Ney, R-St. Clairsville, invited nine heads of independent groups to address the committee, in what he said would be an exploration of their political activities and “the extent to which the campaign finance laws have reallocated political power and resources in this country.”

The three heads of Republican-leaning organizations appeared, but the six who head Democratic-oriented groups wrote Ney earlier in the week to say they would not attend.

“We do not believe that the committee has a legitimate purpose in undertaking an open-ended inquiry into ongoing core First Amendment protected activities of private political groups,” said a letter signed by five of the heads, including Ellen Malcolm, president of the recently formed America Coming Together.

Ney accused the no-shows of thumbing their noses at Congress, and said they apparently didn’t feel “comfortable” discussing their organizations.

The issue has an unavoidable political dimension, since the majority of independent political committees support Democrats, who have been more dependent on unregulated contributions in the past.

Groups supportive of Democrats have accounted for almost two-thirds of the $450 million spent by independent committees since 2000, according to the Center for Public Integrity, a journalistic watchdog.

Democratic members of the committee protested the hearing, including Rep. John B. Larson, D-Conn., who called it a “partisan inquiry.”

Ney did not directly accuse independent organizations of violating campaign finance law, but he suggested this could be the case.

Recent press reports, he said, “indicate that wealthy individuals are funneling millions of dollars in soft money into ... groups for the purpose of supporting or defeating particular candidates.”

Ney said some of the groups have been formed as “shadow political party committees ... with the apparent blessing of federal officeholders and party officials to collect soft money to be spent in support of the party’s candidates and agenda.”
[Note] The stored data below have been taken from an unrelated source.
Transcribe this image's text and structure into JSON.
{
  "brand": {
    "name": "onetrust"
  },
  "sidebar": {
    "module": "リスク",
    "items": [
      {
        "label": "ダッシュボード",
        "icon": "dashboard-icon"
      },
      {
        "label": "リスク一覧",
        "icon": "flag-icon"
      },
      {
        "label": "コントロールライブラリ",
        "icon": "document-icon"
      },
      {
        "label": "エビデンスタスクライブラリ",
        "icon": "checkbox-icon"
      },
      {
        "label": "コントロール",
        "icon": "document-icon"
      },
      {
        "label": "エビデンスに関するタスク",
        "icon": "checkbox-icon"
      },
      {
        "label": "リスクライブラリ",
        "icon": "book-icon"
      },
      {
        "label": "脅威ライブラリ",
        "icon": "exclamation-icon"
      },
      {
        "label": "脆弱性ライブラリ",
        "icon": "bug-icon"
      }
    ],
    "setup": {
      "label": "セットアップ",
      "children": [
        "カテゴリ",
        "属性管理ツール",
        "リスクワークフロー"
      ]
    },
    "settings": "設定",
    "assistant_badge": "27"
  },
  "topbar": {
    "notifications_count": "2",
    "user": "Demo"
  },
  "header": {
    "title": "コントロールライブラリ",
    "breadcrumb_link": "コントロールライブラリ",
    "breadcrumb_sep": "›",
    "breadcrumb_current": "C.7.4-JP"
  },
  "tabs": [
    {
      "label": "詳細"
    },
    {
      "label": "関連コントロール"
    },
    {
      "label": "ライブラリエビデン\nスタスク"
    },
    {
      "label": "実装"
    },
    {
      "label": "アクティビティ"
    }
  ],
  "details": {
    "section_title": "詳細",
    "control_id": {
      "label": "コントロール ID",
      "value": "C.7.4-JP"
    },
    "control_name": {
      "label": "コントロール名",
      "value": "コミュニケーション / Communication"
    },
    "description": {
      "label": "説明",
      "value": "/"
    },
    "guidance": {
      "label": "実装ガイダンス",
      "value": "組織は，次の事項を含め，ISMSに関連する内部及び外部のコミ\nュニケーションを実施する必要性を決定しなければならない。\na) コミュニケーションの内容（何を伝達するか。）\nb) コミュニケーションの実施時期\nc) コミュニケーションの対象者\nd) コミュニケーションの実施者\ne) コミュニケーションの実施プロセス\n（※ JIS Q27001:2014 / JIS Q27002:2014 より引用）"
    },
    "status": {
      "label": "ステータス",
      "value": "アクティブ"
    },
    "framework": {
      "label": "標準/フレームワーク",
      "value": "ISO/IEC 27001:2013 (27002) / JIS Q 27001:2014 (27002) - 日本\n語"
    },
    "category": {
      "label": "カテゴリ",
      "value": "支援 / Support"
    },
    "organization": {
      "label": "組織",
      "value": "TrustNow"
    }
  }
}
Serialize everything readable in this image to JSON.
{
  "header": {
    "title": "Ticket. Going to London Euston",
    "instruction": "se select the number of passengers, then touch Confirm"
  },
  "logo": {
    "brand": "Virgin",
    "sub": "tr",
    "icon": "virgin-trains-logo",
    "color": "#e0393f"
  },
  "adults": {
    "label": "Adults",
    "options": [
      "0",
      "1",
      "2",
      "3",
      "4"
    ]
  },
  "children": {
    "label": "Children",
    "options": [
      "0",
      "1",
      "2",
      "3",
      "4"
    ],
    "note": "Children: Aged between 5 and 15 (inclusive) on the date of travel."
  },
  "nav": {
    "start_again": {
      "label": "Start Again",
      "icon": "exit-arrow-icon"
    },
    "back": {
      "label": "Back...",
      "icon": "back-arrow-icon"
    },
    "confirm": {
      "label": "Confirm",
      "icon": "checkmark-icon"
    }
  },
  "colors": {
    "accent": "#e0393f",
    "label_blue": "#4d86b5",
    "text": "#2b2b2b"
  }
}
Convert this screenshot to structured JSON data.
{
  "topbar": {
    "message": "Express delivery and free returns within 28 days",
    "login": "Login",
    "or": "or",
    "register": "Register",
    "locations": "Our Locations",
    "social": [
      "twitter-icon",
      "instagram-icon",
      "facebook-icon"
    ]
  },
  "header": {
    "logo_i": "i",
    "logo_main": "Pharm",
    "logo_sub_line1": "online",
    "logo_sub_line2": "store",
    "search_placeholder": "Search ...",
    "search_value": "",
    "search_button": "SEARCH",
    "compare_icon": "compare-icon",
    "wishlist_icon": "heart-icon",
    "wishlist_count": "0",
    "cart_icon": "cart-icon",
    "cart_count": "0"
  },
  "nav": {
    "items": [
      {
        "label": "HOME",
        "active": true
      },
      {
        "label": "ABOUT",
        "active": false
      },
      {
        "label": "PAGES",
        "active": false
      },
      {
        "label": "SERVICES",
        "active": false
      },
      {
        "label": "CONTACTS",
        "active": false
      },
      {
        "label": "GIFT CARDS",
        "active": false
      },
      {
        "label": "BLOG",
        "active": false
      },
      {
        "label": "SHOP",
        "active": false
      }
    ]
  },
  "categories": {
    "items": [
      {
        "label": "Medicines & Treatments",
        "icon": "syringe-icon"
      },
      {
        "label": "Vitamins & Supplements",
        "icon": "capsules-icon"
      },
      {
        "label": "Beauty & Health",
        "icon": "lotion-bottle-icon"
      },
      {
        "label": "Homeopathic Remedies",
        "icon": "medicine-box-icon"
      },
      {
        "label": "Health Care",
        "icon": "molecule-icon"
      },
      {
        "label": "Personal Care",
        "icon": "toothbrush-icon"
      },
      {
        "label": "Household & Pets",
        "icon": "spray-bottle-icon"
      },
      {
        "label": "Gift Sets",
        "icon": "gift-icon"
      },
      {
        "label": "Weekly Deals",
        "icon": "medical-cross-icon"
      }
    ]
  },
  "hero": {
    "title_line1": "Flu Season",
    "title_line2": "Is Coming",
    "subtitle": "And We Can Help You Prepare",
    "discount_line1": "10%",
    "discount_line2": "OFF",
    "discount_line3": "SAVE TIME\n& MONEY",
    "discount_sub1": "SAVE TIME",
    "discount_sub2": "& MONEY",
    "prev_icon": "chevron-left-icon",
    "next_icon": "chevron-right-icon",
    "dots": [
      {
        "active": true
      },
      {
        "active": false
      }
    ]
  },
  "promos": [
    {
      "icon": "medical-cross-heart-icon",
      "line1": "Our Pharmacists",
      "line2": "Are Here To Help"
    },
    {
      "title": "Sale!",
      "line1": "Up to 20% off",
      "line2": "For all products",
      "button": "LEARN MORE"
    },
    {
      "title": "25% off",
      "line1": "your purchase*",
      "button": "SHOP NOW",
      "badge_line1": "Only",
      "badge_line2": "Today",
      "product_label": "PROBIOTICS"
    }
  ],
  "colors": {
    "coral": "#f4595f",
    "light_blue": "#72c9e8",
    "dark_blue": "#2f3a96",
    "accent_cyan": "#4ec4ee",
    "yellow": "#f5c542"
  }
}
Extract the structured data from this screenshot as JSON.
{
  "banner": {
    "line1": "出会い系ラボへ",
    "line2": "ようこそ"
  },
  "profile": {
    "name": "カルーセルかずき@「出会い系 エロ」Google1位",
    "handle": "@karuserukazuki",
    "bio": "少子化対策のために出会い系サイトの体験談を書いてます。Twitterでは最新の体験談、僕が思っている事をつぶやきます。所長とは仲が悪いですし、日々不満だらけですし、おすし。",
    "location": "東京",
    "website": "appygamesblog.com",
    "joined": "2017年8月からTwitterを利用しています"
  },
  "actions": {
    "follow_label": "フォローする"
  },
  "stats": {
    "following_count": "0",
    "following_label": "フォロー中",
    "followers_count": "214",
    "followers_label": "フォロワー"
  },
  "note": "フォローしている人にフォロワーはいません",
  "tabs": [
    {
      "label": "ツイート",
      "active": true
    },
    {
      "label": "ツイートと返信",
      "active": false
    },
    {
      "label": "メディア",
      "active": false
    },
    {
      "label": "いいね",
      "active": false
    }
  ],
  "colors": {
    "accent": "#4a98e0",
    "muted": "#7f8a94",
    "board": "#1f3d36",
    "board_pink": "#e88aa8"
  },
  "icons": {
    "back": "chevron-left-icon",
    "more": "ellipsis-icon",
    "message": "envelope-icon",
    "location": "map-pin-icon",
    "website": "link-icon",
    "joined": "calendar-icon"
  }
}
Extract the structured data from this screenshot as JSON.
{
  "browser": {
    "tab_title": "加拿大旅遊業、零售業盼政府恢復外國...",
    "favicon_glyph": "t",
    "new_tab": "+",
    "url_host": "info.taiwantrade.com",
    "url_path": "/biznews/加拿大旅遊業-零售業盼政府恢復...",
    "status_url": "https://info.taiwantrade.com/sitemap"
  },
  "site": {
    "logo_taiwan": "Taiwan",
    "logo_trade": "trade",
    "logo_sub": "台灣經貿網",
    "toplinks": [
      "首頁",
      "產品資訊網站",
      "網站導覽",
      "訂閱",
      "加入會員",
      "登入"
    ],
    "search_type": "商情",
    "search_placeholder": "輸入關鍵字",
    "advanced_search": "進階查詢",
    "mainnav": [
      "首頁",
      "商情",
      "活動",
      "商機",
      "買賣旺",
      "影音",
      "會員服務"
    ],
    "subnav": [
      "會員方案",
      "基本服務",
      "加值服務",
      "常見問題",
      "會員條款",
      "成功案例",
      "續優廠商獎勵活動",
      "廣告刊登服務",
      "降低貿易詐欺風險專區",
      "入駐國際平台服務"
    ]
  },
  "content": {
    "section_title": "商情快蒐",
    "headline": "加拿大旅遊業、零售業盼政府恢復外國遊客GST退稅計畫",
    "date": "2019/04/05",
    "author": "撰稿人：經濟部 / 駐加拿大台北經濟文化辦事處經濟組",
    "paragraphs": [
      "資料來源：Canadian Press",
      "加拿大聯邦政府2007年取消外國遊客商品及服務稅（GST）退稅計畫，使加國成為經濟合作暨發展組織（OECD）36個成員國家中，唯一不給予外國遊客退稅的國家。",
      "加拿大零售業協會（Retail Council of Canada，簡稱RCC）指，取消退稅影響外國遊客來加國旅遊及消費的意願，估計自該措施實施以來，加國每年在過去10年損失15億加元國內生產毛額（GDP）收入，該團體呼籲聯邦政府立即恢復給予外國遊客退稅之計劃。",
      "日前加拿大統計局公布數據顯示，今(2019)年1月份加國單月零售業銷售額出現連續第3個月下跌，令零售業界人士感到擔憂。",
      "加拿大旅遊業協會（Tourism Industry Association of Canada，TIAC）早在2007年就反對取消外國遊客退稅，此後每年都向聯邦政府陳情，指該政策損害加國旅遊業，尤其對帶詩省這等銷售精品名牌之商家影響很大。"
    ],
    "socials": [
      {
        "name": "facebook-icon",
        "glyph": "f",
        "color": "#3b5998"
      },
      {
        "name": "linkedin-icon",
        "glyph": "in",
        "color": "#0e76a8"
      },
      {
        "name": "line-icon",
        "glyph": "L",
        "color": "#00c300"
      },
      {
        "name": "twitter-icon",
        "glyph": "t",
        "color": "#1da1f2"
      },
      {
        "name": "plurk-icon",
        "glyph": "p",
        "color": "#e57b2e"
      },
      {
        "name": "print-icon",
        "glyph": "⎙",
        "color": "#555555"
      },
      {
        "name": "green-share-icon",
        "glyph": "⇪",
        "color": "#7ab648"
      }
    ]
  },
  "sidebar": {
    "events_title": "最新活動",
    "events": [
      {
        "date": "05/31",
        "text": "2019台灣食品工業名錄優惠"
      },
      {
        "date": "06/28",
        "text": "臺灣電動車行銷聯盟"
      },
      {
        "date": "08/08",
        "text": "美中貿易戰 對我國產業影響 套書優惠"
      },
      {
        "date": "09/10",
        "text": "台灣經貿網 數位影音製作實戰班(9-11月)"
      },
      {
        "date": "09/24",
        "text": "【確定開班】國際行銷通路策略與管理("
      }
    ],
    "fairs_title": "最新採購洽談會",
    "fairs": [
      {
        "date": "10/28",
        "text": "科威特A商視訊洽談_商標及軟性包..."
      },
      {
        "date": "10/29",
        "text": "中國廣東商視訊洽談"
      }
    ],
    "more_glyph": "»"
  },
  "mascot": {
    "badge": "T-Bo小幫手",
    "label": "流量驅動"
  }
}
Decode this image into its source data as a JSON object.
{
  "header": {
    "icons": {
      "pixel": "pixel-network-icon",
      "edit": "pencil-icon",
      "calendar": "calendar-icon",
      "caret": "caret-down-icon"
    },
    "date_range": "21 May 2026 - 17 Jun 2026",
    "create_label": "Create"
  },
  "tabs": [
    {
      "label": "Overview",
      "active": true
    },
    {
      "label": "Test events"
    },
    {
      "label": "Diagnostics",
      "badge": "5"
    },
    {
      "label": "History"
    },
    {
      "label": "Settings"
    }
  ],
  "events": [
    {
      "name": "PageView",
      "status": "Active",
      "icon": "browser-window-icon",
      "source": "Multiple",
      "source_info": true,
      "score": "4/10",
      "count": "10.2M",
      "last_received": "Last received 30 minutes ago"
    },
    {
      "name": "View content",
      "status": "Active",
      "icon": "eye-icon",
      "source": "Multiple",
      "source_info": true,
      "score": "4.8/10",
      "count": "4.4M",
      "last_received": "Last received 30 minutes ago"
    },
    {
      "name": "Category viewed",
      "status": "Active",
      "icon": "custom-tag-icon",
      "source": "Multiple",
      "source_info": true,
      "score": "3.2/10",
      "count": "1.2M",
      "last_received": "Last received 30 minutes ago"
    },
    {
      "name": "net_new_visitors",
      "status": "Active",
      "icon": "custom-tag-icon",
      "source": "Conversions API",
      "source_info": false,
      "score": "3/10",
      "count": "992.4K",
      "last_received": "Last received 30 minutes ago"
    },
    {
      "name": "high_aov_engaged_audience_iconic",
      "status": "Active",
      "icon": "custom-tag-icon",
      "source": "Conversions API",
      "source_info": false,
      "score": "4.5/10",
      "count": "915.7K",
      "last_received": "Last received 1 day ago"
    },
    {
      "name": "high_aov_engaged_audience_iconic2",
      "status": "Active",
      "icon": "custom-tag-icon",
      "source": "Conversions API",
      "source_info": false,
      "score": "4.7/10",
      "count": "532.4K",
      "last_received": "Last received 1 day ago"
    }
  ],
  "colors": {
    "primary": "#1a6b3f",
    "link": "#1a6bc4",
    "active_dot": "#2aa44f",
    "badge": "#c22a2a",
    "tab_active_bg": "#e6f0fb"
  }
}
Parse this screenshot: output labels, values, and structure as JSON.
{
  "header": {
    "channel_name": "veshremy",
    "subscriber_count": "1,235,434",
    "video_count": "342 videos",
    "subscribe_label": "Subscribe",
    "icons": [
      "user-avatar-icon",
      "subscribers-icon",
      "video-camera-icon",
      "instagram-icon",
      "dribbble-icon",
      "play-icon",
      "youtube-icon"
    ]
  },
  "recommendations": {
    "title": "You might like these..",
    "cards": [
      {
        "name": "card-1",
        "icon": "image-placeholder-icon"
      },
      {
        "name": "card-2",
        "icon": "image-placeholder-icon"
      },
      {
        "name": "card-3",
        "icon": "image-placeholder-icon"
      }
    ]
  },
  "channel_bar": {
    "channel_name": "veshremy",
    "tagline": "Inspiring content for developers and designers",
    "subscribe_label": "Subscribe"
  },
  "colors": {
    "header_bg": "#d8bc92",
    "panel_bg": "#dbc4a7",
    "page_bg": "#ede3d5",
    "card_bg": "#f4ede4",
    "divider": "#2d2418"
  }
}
Democrats on the panel said if there were evidence organizations were breaking the law, Republicans should file a complaint with the Internal Revenue Service or Federal Election Commission, which both have regulatory authority over the independent groups.

But no complaint has been filed, said Larson, the ranking Democrat on the panel.

If Ney wants to examine possible violations of campaign finance reform, the probe should be expanded beyond independent political organizations, Larson said.

“Let’s take a look at all these circumstances,” said Larson, who suggested the Administration Committee join with the House Government Reform Committee in an investigation.

As the hearing ended, Ney secured the authority through a party-line vote to obtain subpoenas to compel heads of the organizations to appear before the committee. He did not say when he would issue subpoenas, but a spokesman said with Congress hoping to adjourn soon, the committee might not meet until early next year.

In a prepared response, Malcolm ripped the hearing as a “blatant, taxpayer-financed attempt, through innuendo and false charges, to try and discredit legitimate grass-roots political organizations who have a different agenda than the Republican majority in the House.”

Ney acknowledged he opposed the campaign finance reform legislation that passed last year.

“I would like to see this law repealed,” he said. “However, until it is, I will see that it is complied with.”